Mechanical Simulation has updated its vehicle dynamics simulation tools, releasing 2018.1 versions of CarSim, TruckSim, and BikeSim. Departing from its usual yearly release schedule, this release comes just seven months after the previous major update of the packages in December 2017.
Dr Michael Sayers, CEO and CTO at Mechanical Simulation, explained the relatively short timescale: “Our past practice was to provide a major software upgrade about once per year, and at the half-way point incorporate minor updates for bug fixes or features that weren’t quite ready for the full release.
“In earlier days, our products were used mainly to study vehicle dynamic behavior, and many of the improvements involved the math model of the vehicle behavior.”
The difference is that the focus for the simulation software is no longer just vehicle dynamics, as customers are increasingly wanting to incorporate validation of controllers for ADAS (advanced driver assistance systems) and autonomous driving in progressively more complicated scenarios.
Such simulations must include more vehicles, operating under a wider range of conditions, and with more interactions between the subject vehicle and pedestrians and other vehicles.
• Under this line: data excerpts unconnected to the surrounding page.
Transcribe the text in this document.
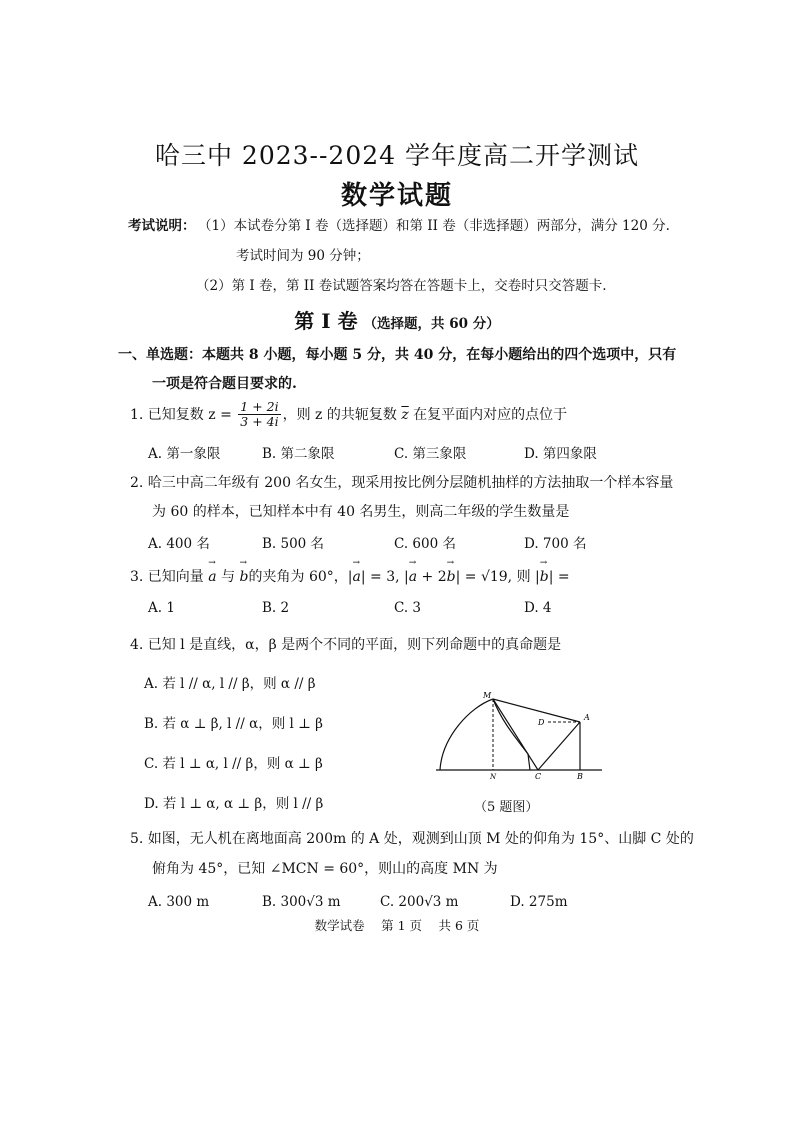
哈三中 2023--2024 学年度高二开学测试
数学试题
考试说明： （1）本试卷分第 I 卷（选择题）和第 II 卷（非选择题）两部分，满分 120 分.
考试时间为 90 分钟；
（2）第 I 卷，第 II 卷试题答案均答在答题卡上，交卷时只交答题卡.
第 I 卷 （选择题，共 60 分）
一、单选题：本题共 8 小题，每小题 5 分，共 40 分，在每小题给出的四个选项中，只有
一项是符合题目要求的.
1. 已知复数 $z = \frac{1 + 2i}{3 + 4i}$ ，则 z 的共轭复数 $\overline{z}$ 在复平面内对应的点位于
A. 第一象限	B. 第二象限	C. 第三象限	D. 第四象限
2. 哈三中高二年级有 200 名女生，现采用按比例分层随机抽样的方法抽取一个样本容量
为 60 的样本，已知样本中有 40 名男生，则高二年级的学生数量是
A. 400 名	B. 500 名	C. 600 名	D. 700 名
3. 已知向量 → a 与 → b的夹角为 60°，|→ a| = 3, |→ a + 2→ b| = √19, 则 |→ b| =
A. 1	B. 2	C. 3	D. 4
4. 已知 l 是直线，α，β 是两个不同的平面，则下列命题中的真命题是
A. 若 l // α, l // β，则 α // β
B. 若 α ⊥ β, l // α，则 l ⊥ β
C. 若 l ⊥ α, l // β，则 α ⊥ β
D. 若 l ⊥ α, α ⊥ β，则 l // β
M
N	C	B
A
D
（5 题图）
5. 如图，无人机在离地面高 200m 的 A 处，观测到山顶 M 处的仰角为 15°、山脚 C 处的
俯角为 45°，已知 ∠MCN = 60°，则山的高度 MN 为
A. 300 m	B. 300√3 m	C. 200√3 m	D. 275m
数学试卷　 第 1 页　 共 6 页
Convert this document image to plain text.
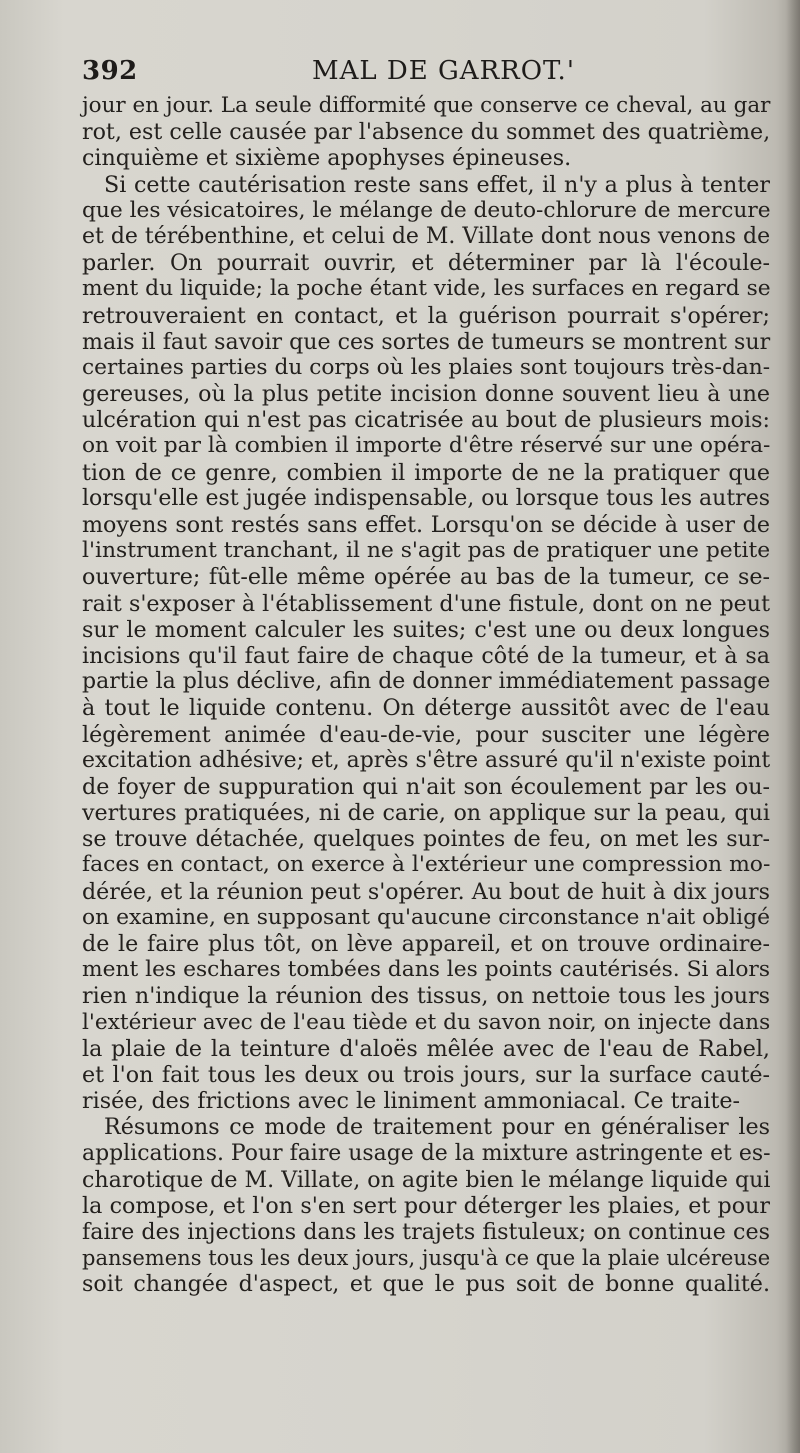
392	MAL DE GARROT.'
jour en jour. La seule difformité que conserve ce cheval, au gar
rot, est celle causée par l'absence du sommet des quatrième,
cinquième et sixième apophyses épineuses.
Si cette cautérisation reste sans effet, il n'y a plus à tenter
que les vésicatoires, le mélange de deuto-chlorure de mercure
et de térébenthine, et celui de M. Villate dont nous venons de
parler. On pourrait ouvrir, et déterminer par là l'écoule-
ment du liquide; la poche étant vide, les surfaces en regard se
retrouveraient en contact, et la guérison pourrait s'opérer;
mais il faut savoir que ces sortes de tumeurs se montrent sur
certaines parties du corps où les plaies sont toujours très-dan-
gereuses, où la plus petite incision donne souvent lieu à une
ulcération qui n'est pas cicatrisée au bout de plusieurs mois:
on voit par là combien il importe d'être réservé sur une opéra-
tion de ce genre, combien il importe de ne la pratiquer que
lorsqu'elle est jugée indispensable, ou lorsque tous les autres
moyens sont restés sans effet. Lorsqu'on se décide à user de
l'instrument tranchant, il ne s'agit pas de pratiquer une petite
ouverture; fût-elle même opérée au bas de la tumeur, ce se-
rait s'exposer à l'établissement d'une fistule, dont on ne peut
sur le moment calculer les suites; c'est une ou deux longues
incisions qu'il faut faire de chaque côté de la tumeur, et à sa
partie la plus déclive, afin de donner immédiatement passage
à tout le liquide contenu. On déterge aussitôt avec de l'eau
légèrement animée d'eau-de-vie, pour susciter une légère
excitation adhésive; et, après s'être assuré qu'il n'existe point
de foyer de suppuration qui n'ait son écoulement par les ou-
vertures pratiquées, ni de carie, on applique sur la peau, qui
se trouve détachée, quelques pointes de feu, on met les sur-
faces en contact, on exerce à l'extérieur une compression mo-
dérée, et la réunion peut s'opérer. Au bout de huit à dix jours
on examine, en supposant qu'aucune circonstance n'ait obligé
de le faire plus tôt, on lève appareil, et on trouve ordinaire-
ment les eschares tombées dans les points cautérisés. Si alors
rien n'indique la réunion des tissus, on nettoie tous les jours
l'extérieur avec de l'eau tiède et du savon noir, on injecte dans
la plaie de la teinture d'aloës mêlée avec de l'eau de Rabel,
et l'on fait tous les deux ou trois jours, sur la surface cauté-
risée, des frictions avec le liniment ammoniacal. Ce traite-
Résumons ce mode de traitement pour en généraliser les
applications. Pour faire usage de la mixture astringente et es-
charotique de M. Villate, on agite bien le mélange liquide qui
la compose, et l'on s'en sert pour déterger les plaies, et pour
faire des injections dans les trajets fistuleux; on continue ces
pansemens tous les deux jours, jusqu'à ce que la plaie ulcéreuse
soit changée d'aspect, et que le pus soit de bonne qualité.
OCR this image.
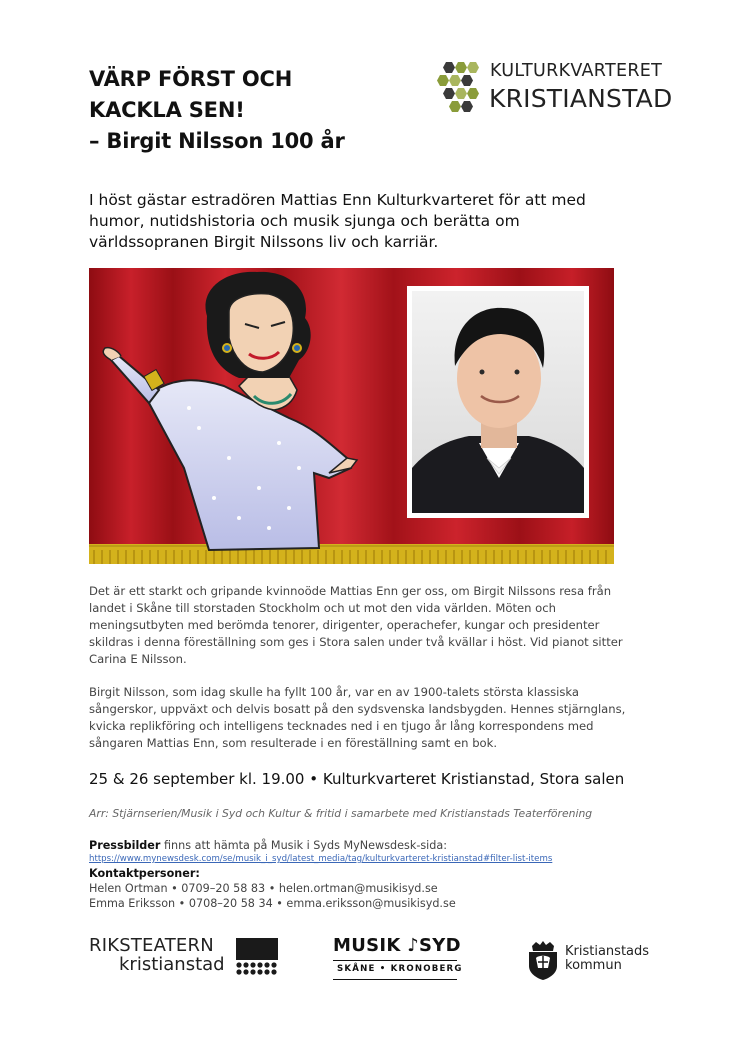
VÄRP FÖRST OCH
KACKLA SEN!
– Birgit Nilsson 100 år
KULTURKVARTERET
KRISTIANSTAD
I höst gästar estradören Mattias Enn Kulturkvarteret för att med
humor, nutidshistoria och musik sjunga och berätta om
världssopranen Birgit Nilssons liv och karriär.
Det är ett starkt och gripande kvinnoöde Mattias Enn ger oss, om Birgit Nilssons resa från
landet i Skåne till storstaden Stockholm och ut mot den vida världen. Möten och
meningsutbyten med berömda tenorer, dirigenter, operachefer, kungar och presidenter
skildras i denna föreställning som ges i Stora salen under två kvällar i höst. Vid pianot sitter
Carina E Nilsson.
Birgit Nilsson, som idag skulle ha fyllt 100 år, var en av 1900-talets största klassiska
sångerskor, uppväxt och delvis bosatt på den sydsvenska landsbygden. Hennes stjärnglans,
kvicka replikföring och intelligens tecknades ned i en tjugo år lång korrespondens med
sångaren Mattias Enn, som resulterade i en föreställning samt en bok.
25 & 26 september kl. 19.00 • Kulturkvarteret Kristianstad, Stora salen
Arr: Stjärnserien/Musik i Syd och Kultur & fritid i samarbete med Kristianstads Teaterförening
Pressbilder finns att hämta på Musik i Syds MyNewsdesk-sida:
https://www.mynewsdesk.com/se/musik_i_syd/latest_media/tag/kulturkvarteret-kristianstad#filter-list-items
Kontaktpersoner:
Helen Ortman • 0709–20 58 83 • helen.ortman@musikisyd.se
Emma Eriksson • 0708–20 58 34 • emma.eriksson@musikisyd.se
RIKSTEATERN
kristianstad
MUSIK ♪SYD
SKÅNE • KRONOBERG
Kristianstads
kommun
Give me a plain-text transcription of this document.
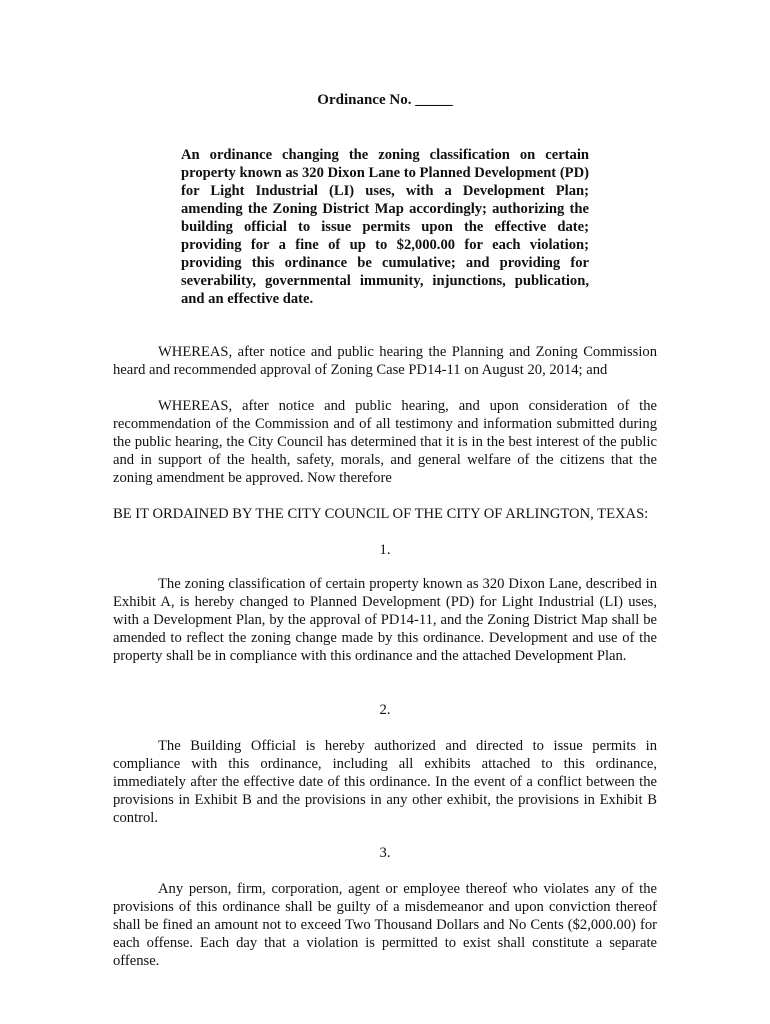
Ordinance No. _____
An ordinance changing the zoning classification on certain property known as 320 Dixon Lane to Planned Development (PD) for Light Industrial (LI) uses, with a Development Plan; amending the Zoning District Map accordingly; authorizing the building official to issue permits upon the effective date; providing for a fine of up to $2,000.00 for each violation; providing this ordinance be cumulative; and providing for severability, governmental immunity, injunctions, publication, and an effective date.

WHEREAS, after notice and public hearing the Planning and Zoning Commission heard and recommended approval of Zoning Case PD14-11 on August 20, 2014; and

WHEREAS, after notice and public hearing, and upon consideration of the recommendation of the Commission and of all testimony and information submitted during the public hearing, the City Council has determined that it is in the best interest of the public and in support of the health, safety, morals, and general welfare of the citizens that the zoning amendment be approved. Now therefore

BE IT ORDAINED BY THE CITY COUNCIL OF THE CITY OF ARLINGTON, TEXAS:

1.

The zoning classification of certain property known as 320 Dixon Lane, described in Exhibit A, is hereby changed to Planned Development (PD) for Light Industrial (LI) uses, with a Development Plan, by the approval of PD14-11, and the Zoning District Map shall be amended to reflect the zoning change made by this ordinance. Development and use of the property shall be in compliance with this ordinance and the attached Development Plan.

2.

The Building Official is hereby authorized and directed to issue permits in compliance with this ordinance, including all exhibits attached to this ordinance, immediately after the effective date of this ordinance. In the event of a conflict between the provisions in Exhibit B and the provisions in any other exhibit, the provisions in Exhibit B control.

3.

Any person, firm, corporation, agent or employee thereof who violates any of the provisions of this ordinance shall be guilty of a misdemeanor and upon conviction thereof shall be fined an amount not to exceed Two Thousand Dollars and No Cents ($2,000.00) for each offense. Each day that a violation is permitted to exist shall constitute a separate offense.
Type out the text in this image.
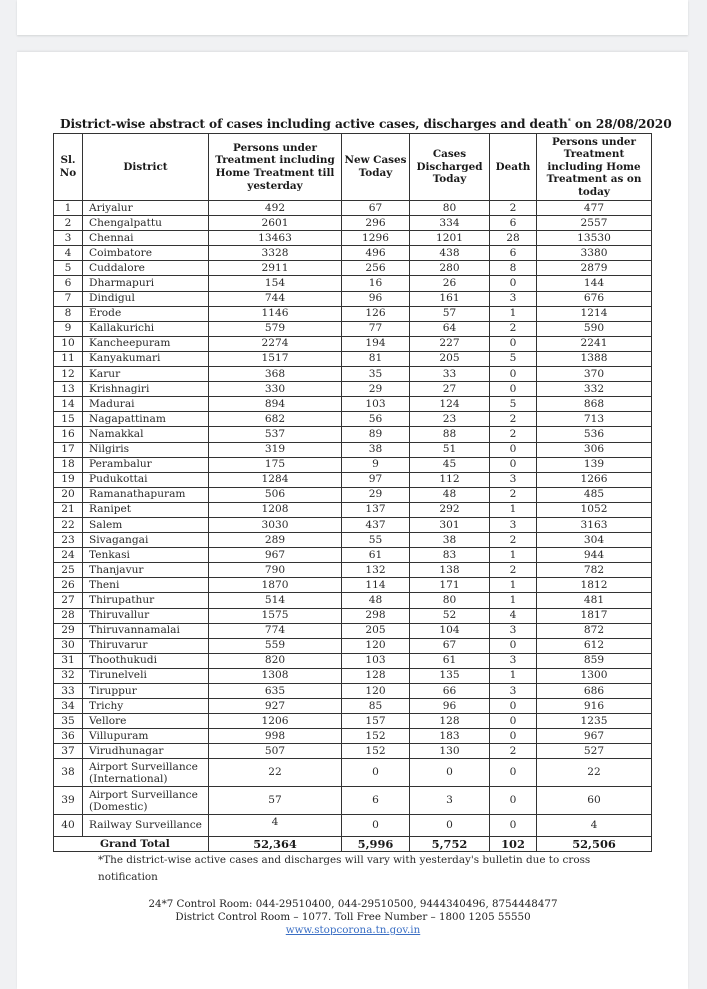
District-wise abstract of cases including active cases, discharges and death* on 28/08/2020
Sl. No	District	Persons under Treatment including Home Treatment till yesterday	New Cases Today	Cases Discharged Today	Death	Persons under Treatment including Home Treatment as on today
1	Ariyalur	492	67	80	2	477
2	Chengalpattu	2601	296	334	6	2557
3	Chennai	13463	1296	1201	28	13530
4	Coimbatore	3328	496	438	6	3380
5	Cuddalore	2911	256	280	8	2879
6	Dharmapuri	154	16	26	0	144
7	Dindigul	744	96	161	3	676
8	Erode	1146	126	57	1	1214
9	Kallakurichi	579	77	64	2	590
10	Kancheepuram	2274	194	227	0	2241
11	Kanyakumari	1517	81	205	5	1388
12	Karur	368	35	33	0	370
13	Krishnagiri	330	29	27	0	332
14	Madurai	894	103	124	5	868
15	Nagapattinam	682	56	23	2	713
16	Namakkal	537	89	88	2	536
17	Nilgiris	319	38	51	0	306
18	Perambalur	175	9	45	0	139
19	Pudukottai	1284	97	112	3	1266
20	Ramanathapuram	506	29	48	2	485
21	Ranipet	1208	137	292	1	1052
22	Salem	3030	437	301	3	3163
23	Sivagangai	289	55	38	2	304
24	Tenkasi	967	61	83	1	944
25	Thanjavur	790	132	138	2	782
26	Theni	1870	114	171	1	1812
27	Thirupathur	514	48	80	1	481
28	Thiruvallur	1575	298	52	4	1817
29	Thiruvannamalai	774	205	104	3	872
30	Thiruvarur	559	120	67	0	612
31	Thoothukudi	820	103	61	3	859
32	Tirunelveli	1308	128	135	1	1300
33	Tiruppur	635	120	66	3	686
34	Trichy	927	85	96	0	916
35	Vellore	1206	157	128	0	1235
36	Villupuram	998	152	183	0	967
37	Virudhunagar	507	152	130	2	527
38	Airport Surveillance (International)	22	0	0	0	22
39	Airport Surveillance (Domestic)	57	6	3	0	60
40	Railway Surveillance	4	0	0	0	4
Grand Total		52,364	5,996	5,752	102	52,506
*The district-wise active cases and discharges will vary with yesterday's bulletin due to cross notification
24*7 Control Room: 044-29510400, 044-29510500, 9444340496, 8754448477
District Control Room – 1077. Toll Free Number – 1800 1205 55550
www.stopcorona.tn.gov.in
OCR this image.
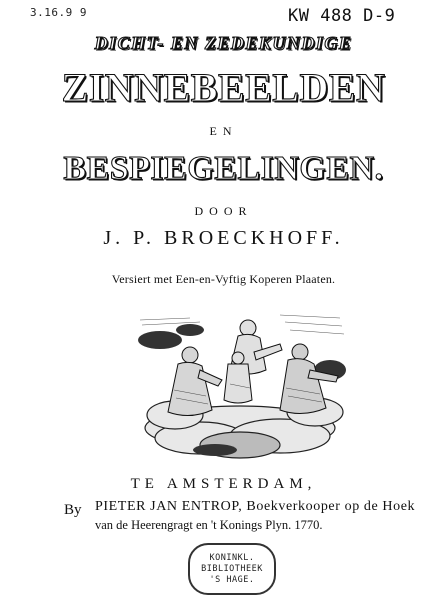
3.16.9 9	KW 488 D-9
DICHT- EN ZEDEKUNDIGE
ZINNEBEELDEN
EN
BESPIEGELINGEN.
DOOR
J. P. BROECKHOFF.
Versiert met Een-en-Vyftig Koperen Plaaten.
TE AMSTERDAM,
By PIETER JAN ENTROP, Boekverkooper op de Hoek
van de Heerengragt en 't Konings Plyn. 1770.
KONINKL.
BIBLIOTHEEK
'S HAGE.
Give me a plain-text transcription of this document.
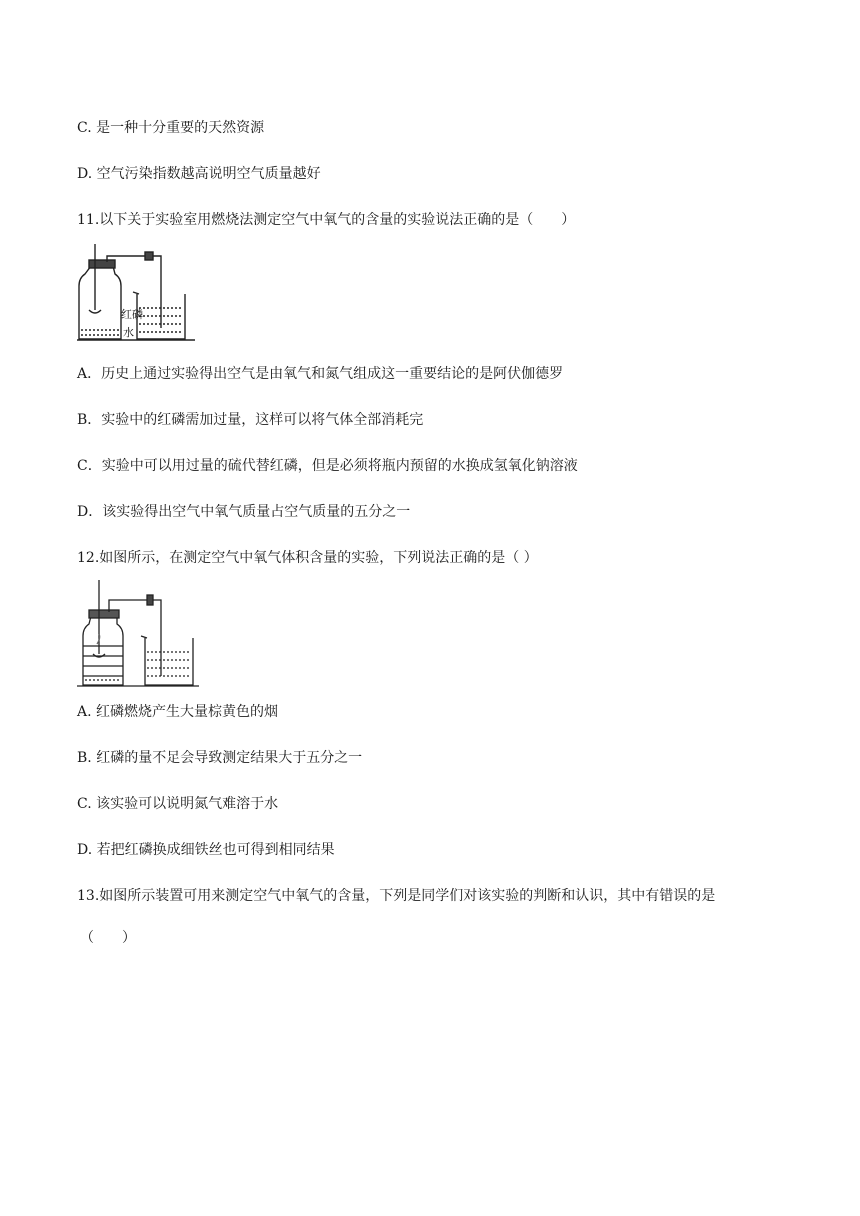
C. 是一种十分重要的天然资源
D. 空气污染指数越高说明空气质量越好
11.以下关于实验室用燃烧法测定空气中氧气的含量的实验说法正确的是（　　）
红磷
水
A．历史上通过实验得出空气是由氧气和氮气组成这一重要结论的是阿伏伽德罗
B．实验中的红磷需加过量，这样可以将气体全部消耗完
C．实验中可以用过量的硫代替红磷，但是必须将瓶内预留的水换成氢氧化钠溶液
D．该实验得出空气中氧气质量占空气质量的五分之一
12.如图所示，在测定空气中氧气体积含量的实验，下列说法正确的是（ ）
A. 红磷燃烧产生大量棕黄色的烟
B. 红磷的量不足会导致测定结果大于五分之一
C. 该实验可以说明氮气难溶于水
D. 若把红磷换成细铁丝也可得到相同结果
13.如图所示装置可用来测定空气中氧气的含量，下列是同学们对该实验的判断和认识，其中有错误的是
（　　）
In past applications, according to Mechanical Simulation, a vehicle might be simulated a few thousand times to characterize dynamic behavior, replicating the physical tests usually carried out in closed proving grounds.
Sayers stated that, “Simulated conditions have expanded to include running with the many built-in controllers in hundreds of thousands or even millions of simulations to cover situations in which the controllers must always perform safely.”
All this means that in addition to vehicle math models and visualization tools, the simulation tools need to include multiple 3D road surfaces, other vehicles, and options for pedestrians and/or animals.
The software packages have been extended to fill these needs, with many new animation resources such as walking pedestrians, moving cyclists and running animals, road surfaces and paint markings, road signs, and other features and potential hazards that appear along a road.
These resources can be developed using a tool called VS Scene Builder (introduced in the previous 2018.0 versions), which can build scenes, with a ‘drag-and-drop’ function to locate paths and objects. A web-based tool called Atlas can download GPS data from mapping services such as Google in order to simulate existing roads and intersections.
For the 2018.1 release, Mechanical Simulation claims there are many improvements in the vehicle models, but that the improvements are perhaps more significant in the scenario-building tools and supporting resources.
According to the company, new capabilities include: improvements in the Atlas tool to include GPS altitude along with latitude and longitude when downloading data; improved smoothing and editing of data when importing GPS data into CarSim, TruckSim and BikeSim; and software improvements in VS Scene Builder (undo/redo, dragging and dropping animator assets into the scene, access to global X-Y coordinates in scene).
The shorter timescale for the introduction of 2018.1 is not an anomaly, as Sayers added that the rapid pace of ADAS development process and the need for ever-more powerful simulation systems means that the company will now be making major product releases at six-month intervals.